Wie kann man Fenster und Türen sichern?

Die Experten der Polizei raten zur sogenannten Pilzkopfverriegelung von Fenstern im Erdgeschoss. Kostenpunkt: 300 bis 500 Euro pro Fenster. Sie verhindern das Aufhebeln, etwa mit einem Schraubenzieher. Zudem empfiehlt sich ein abschließbarer Griff. Türen sollten eine Mehrfachverriegelung haben.

Was bringt eine Alarmanlage?

Sehr viel – wenn sie funktioniert. Bodle rät von günstigen Geräten aus dem Baumarkt ab. Sie seien oft unzuverlässig. Für den Kauf einer guten Alarmanlage muss man laut Ottwaska mit „mindestens 3.000 Euro“ rechnen. Auch ein Bewegungsmelder oder ein aufmerksamer Hund können Einbrecher vertreiben.

Wie sollte man Wertsachen im Haus schützen?

Die Polizei rät zu einem versteckten Tresor, der mit mindestens vier bis sechs Bolzen im Mauerwerk befestigt ist. Idealerweise sollte er im Boden oder in der Wand eingemauert werden.

Wie hoch ist die Aufklärungsrate?

Nach Polizeiangaben liegt sie gerade einmal bei rund 25 Prozent. Das Problem: In den meisten Fällen werden die Täter nicht auf frischer Tat ertappt.
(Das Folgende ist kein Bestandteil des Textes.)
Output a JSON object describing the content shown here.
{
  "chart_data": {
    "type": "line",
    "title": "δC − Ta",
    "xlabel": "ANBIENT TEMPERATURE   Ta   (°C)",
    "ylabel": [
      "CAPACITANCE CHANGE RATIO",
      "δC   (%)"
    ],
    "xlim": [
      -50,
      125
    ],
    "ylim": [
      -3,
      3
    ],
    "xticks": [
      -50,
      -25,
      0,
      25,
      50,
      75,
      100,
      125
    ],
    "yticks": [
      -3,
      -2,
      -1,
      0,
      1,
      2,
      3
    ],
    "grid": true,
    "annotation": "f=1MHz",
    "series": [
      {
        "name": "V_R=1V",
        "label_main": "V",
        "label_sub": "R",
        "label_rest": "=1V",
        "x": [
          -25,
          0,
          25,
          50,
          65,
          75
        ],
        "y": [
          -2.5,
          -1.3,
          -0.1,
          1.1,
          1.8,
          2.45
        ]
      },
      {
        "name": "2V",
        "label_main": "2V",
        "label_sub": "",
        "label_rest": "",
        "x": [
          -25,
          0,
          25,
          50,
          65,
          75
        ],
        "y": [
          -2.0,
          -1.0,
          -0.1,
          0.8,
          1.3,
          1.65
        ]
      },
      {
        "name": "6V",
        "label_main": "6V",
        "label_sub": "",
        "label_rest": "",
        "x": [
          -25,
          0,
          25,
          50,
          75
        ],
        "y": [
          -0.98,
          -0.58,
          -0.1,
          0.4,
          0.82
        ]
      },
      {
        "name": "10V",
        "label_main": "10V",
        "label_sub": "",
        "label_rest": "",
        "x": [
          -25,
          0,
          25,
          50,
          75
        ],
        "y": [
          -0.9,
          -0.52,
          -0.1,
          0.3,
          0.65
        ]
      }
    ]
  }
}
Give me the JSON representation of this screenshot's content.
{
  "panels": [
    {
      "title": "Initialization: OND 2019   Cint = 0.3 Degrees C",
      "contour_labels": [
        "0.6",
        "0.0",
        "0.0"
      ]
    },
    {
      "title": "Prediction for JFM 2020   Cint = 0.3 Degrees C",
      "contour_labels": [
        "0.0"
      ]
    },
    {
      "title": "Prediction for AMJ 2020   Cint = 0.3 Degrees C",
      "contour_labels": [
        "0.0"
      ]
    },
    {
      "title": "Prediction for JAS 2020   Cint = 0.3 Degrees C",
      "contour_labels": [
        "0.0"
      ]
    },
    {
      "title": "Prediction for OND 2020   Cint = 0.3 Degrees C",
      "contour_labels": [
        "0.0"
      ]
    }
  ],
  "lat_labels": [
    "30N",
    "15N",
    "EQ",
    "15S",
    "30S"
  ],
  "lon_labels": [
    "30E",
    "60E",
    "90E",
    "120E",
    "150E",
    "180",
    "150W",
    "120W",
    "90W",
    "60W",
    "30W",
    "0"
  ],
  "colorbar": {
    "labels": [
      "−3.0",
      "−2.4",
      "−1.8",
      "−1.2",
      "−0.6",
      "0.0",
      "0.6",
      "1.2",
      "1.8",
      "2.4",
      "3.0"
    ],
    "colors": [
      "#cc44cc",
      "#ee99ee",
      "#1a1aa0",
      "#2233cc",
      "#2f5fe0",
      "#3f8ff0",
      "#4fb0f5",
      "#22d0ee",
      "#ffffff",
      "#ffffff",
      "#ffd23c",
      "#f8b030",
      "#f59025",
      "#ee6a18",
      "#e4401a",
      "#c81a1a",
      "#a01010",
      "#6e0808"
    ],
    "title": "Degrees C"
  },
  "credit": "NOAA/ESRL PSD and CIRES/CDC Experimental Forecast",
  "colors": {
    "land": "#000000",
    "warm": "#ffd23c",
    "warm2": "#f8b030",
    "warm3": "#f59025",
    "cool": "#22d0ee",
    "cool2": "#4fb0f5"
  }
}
Weil die Vorratsdatenspeicherung in Deutschland verboten ist, führen oft auch DNA-Spuren oder Fingerabdrücke nicht zum Einbrecher.

Wo erhalten Bürger Hilfe?

Bei der Kriminalpolizeilichen Beratungsstelle können Bewohner unter Telefon (07 21) 6 66 12 34 Termine zur kostenlosen Vor-Ort-Beratung vereinbaren. Weitere Informationen gibt es im Internet.